The public lands of the United States belong to every citizen, a fact that has never deterred efforts to convert the public domain to private profit.
The latest iteration of this recurring desire to privatize public land has sprouted under the guise of states’ rights. The Montana Republic Party has joined the campaign to “transfer” federal land to the state.
Over the past year, Montana’s Environmental Quality Council studied federal land issues at the direction of the Montana Legislature. Earlier this week, The Billings Gazette, Helena Independent Record and The Missoulian published a three-day series on public land, which is certain to be a hot topic when the Legislature convenes in January.
But Montana does not own, nor have a legal claim to the federal lands within the state borders any more than Yellowstone County could claim a right to take over the Montana state land within the county borders.
The ownership of federal land in Montana is spelled out in the Enabling Act that created our state, which says Montana “forever disclaims all right and title to the unappropriated public lands within the boundaries thereof. …”
In 1976, Congress passed the Federal Land Policy Management Act, which said public lands should remain in federal ownership unless the disposal is in the national interest.
The national interest of our great, diverse population is much broader than interests of the latest privatization proponents. And make no mistake, their aim is not for states to control the land, but for states to sell or lease public lands to the highest bidders.
Martin Nie, professor of natural resource policy at the University of Montana, testified a year ago to the Montana Environmental Quality Council about the constitutional basis for federal land ownership. The U.S. Constitution “gives Congress proprietary and sovereign powers over its property and the power to delegate decisions regarding federal lands to executive agencies,” Nie explained. U.S. Supreme Court decisions have upheld the federal government’s authority to manage wildlife on lands of the United States and to manage conduct outside of federal lands that could threaten the purpose of public lands.
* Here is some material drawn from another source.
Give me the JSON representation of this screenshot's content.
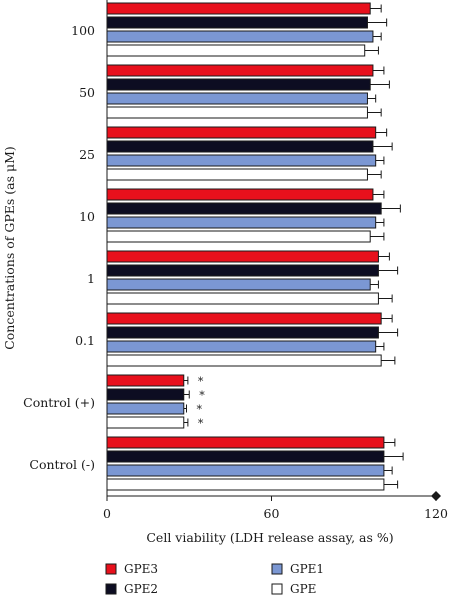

Consider Yellowstone National Park, which is split between Montana and Wyoming and borders Idaho. The park is encircled by National Forests that grow across state lines, and Yellowstone is the source of rivers that water much of the West and Midwest as far away as the Gulf and Pacific coasts.
Nie also pointed out that federal lands are subject to treaty rights guaranteed to American Indian tribes.
“The bottom line is that federal lands in Montana and throughout the West are of national significance,” Nie told the EQC.
In Montana, the BLM spends much time permitting oil and gas exploration. The Forest Service is responsible for managing timber sales, and livestock grazing permits. These federal land agencies also have to maintain roads and campgrounds and manage wildlife habitat for hunting, fishing and conservation. Often there are conflicts between demands for multiple use, conflicts that must be resolved through public processes and equal application of the law.
The “transfer-federal-land” scheme wouldn’t resolve those conflicts. Instead, it would change the venue to state capitals.
Federal lands belong to the American people — to folks in Missouri and Iowa, New York and Texas just as they do to Montanans and Wyomingites. Congress cannot simply give away the birthright of its citizens.
Certainly, federal lands can be managed better. Elsewhere on this Opinion page, the executive director of the Western Governors Association argues for a rational, bipartisan bill that could help resolve one of many management issues. This is the type of reform that Congress should tackle.
Montanans and other Americans who want better management of public lands must work together for solutions that resolve specific problems and enhance the value of our public lands for the many constituencies that depend on them.